HHS attempted to help providers by using money from the CARES Act to pay for COVID-19 treatment of the uninsured. Those funds can now also be used for provider reimbursement for COVID-19 vaccines given to uninsured patients.
CMS RELEASES MEDICARE REIMBURSEMENT DETAILS FOR COVID-19 TESTS
Early in March, CMS released a pricing list for COVID-19 diagnostic tests that included payment allowances for laboratories testing patients for the virus. The announcement was one of the first around what Medicare would pay providers for the testing, treatment, and now vaccination of COVID-19.
HOW COVID-19 IS IMPACTING THE HEALTHCARE REVENUE CYCLE
The COVID-19 pandemic has not only been an unprecedented public health emergency, but it also quickly turned into a financial crisis and eventually recession in the US. This has greatly impacted the entire revenue cycle, from coding and charging for services related to a completely new virus to collecting from patients during an uncertain time and allocating resources appropriately.
The article explores how COVID-19 initially impacted the revenue cycle and its potential to leave a lasting mark on its management.
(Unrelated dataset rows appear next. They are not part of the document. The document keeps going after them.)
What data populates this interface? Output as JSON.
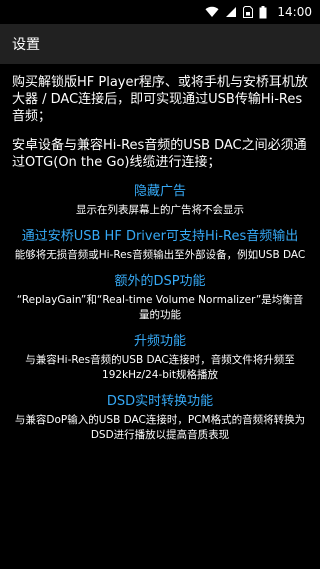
{
  "status_bar": {
    "time": "14:00",
    "icons": [
      "wifi-icon",
      "signal-icon",
      "sim-icon",
      "battery-icon"
    ]
  },
  "app_bar": {
    "title": "设置"
  },
  "intro": [
    "购买解锁版HF Player程序、或将手机与安桥耳机放大器 / DAC连接后，即可实现通过USB传输Hi-Res音频；",
    "安卓设备与兼容Hi-Res音频的USB DAC之间必须通过OTG(On the Go)线缆进行连接；"
  ],
  "features": [
    {
      "title": "隐藏广告",
      "desc": "显示在列表屏幕上的广告将不会显示"
    },
    {
      "title": "通过安桥USB HF Driver可支持Hi-Res音频输出",
      "desc": "能够将无损音频或Hi-Res音频输出至外部设备，例如USB DAC"
    },
    {
      "title": "额外的DSP功能",
      "desc": "“ReplayGain”和“Real-time Volume Normalizer”是均衡音量的功能"
    },
    {
      "title": "升频功能",
      "desc": "与兼容Hi-Res音频的USB DAC连接时，音频文件将升频至192kHz/24-bit规格播放"
    },
    {
      "title": "DSD实时转换功能",
      "desc": "与兼容DoP输入的USB DAC连接时，PCM格式的音频将转换为DSD进行播放以提高音质表现"
    }
  ],
  "colors": {
    "accent": "#36a9f5",
    "app_bar": "#212121",
    "background": "#000000"
  }
}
NEW CPT CODE EXPANDS COVID-19 CODING, BILLING TO ANTIGEN TESTS
Medical billing and coding was a hot topic in 2020 as providers navigated new codes, treatment options, and reimbursement policies. AMA’s announcement about CPT code 87426 particularly piqued provider interest.
The code allows providers to document the administration of antigen tests, which detect whether a patient has antibodies against a virus. The code is not specific to COVID-19, but has been leveraged widely by providers to fill testing gaps during the year.
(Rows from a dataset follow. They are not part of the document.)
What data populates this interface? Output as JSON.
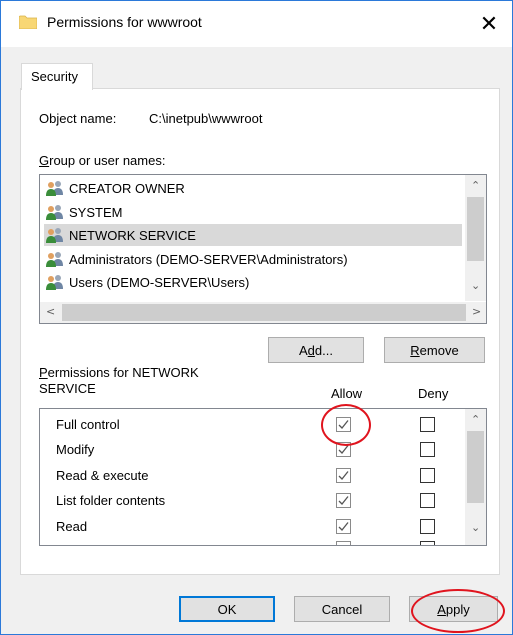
{
  "window": {
    "title": "Permissions for wwwroot",
    "close_symbol": "✕"
  },
  "tabs": [
    {
      "label": "Security",
      "selected": true
    }
  ],
  "object": {
    "label": "Object name:",
    "value": "C:\\inetpub\\wwwroot"
  },
  "groups": {
    "label_accel": "G",
    "label_rest": "roup or user names:",
    "items": [
      {
        "label": "CREATOR OWNER",
        "selected": false
      },
      {
        "label": "SYSTEM",
        "selected": false
      },
      {
        "label": "NETWORK SERVICE",
        "selected": true
      },
      {
        "label": "Administrators (DEMO-SERVER\\Administrators)",
        "selected": false
      },
      {
        "label": "Users (DEMO-SERVER\\Users)",
        "selected": false
      }
    ]
  },
  "buttons": {
    "add_pre": "A",
    "add_accel": "d",
    "add_post": "d...",
    "remove_accel": "R",
    "remove_rest": "emove",
    "ok": "OK",
    "cancel": "Cancel",
    "apply_accel": "A",
    "apply_rest": "pply"
  },
  "permissions": {
    "header_accel": "P",
    "header_line1": "ermissions for NETWORK",
    "header_line2": "SERVICE",
    "allow_label": "Allow",
    "deny_label": "Deny",
    "items": [
      {
        "label": "Full control",
        "allow": true,
        "deny": false
      },
      {
        "label": "Modify",
        "allow": true,
        "deny": false
      },
      {
        "label": "Read & execute",
        "allow": true,
        "deny": false
      },
      {
        "label": "List folder contents",
        "allow": true,
        "deny": false
      },
      {
        "label": "Read",
        "allow": true,
        "deny": false
      }
    ]
  },
  "colors": {
    "accent": "#0078d7",
    "highlight_annotation": "#e0141e",
    "selection": "#d9d9d9"
  }
}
HOSPITAL REIMBURSEMENT FOR UNINSURED COVID-19 CASES MAY TOTAL $42B
Following the news that the government would reimburse providers for COVID-19 care for the uninsured, the Kaiser Family Foundation found that hospital reimbursement for that care could total up to $42 billion, or about 40 percent of the original $100 billion designated for the Provider Relief Fund.
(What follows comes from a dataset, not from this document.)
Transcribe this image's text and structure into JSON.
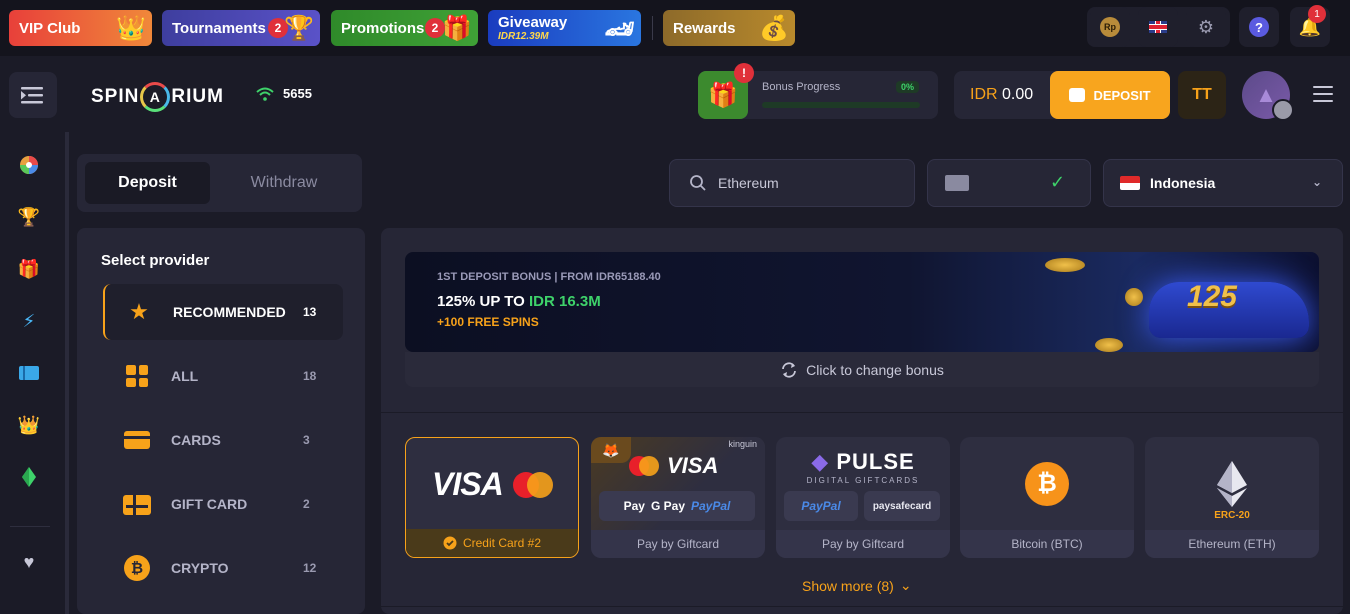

Over 28,000 providers have received some of this funding, and HHS will extend the program to the vaccination of uninsured individuals early next year.
WHAT PROVIDERS NEED TO KNOW ABOUT COVID-19 CODING AND BILLING
Coding and billing concerns were one of the top trends this year for RevCycleIntelligence readers and this article has led the pack. On top of clinical and operational concerns, providers were worried about how they would get paid for delivering the above-and-beyond services they were providing patients during the pandemic.
From changing reimbursement policies and regulatory waivers to new codes and documentation requirements, this article explores the key considerations for coding and billing COVID-19 treatment.
CMS RELEASES MEDICARE PAYMENT RATES FOR COVID-19 TEST CPT CODES
The most-read story on RevCycleIntelligence in 2020 was about how much CMS pays providers for administering COVID-19 tests. Robust testing has been a key strategy for fighting the virus, and with the creation of the appropriate CPT codes, providers started billing payer partners for executing the crucial component of the strategy.
Since then, CMS has announced more Medicare reimbursement rates and accepted codes for COVID-19 treatment and vaccination.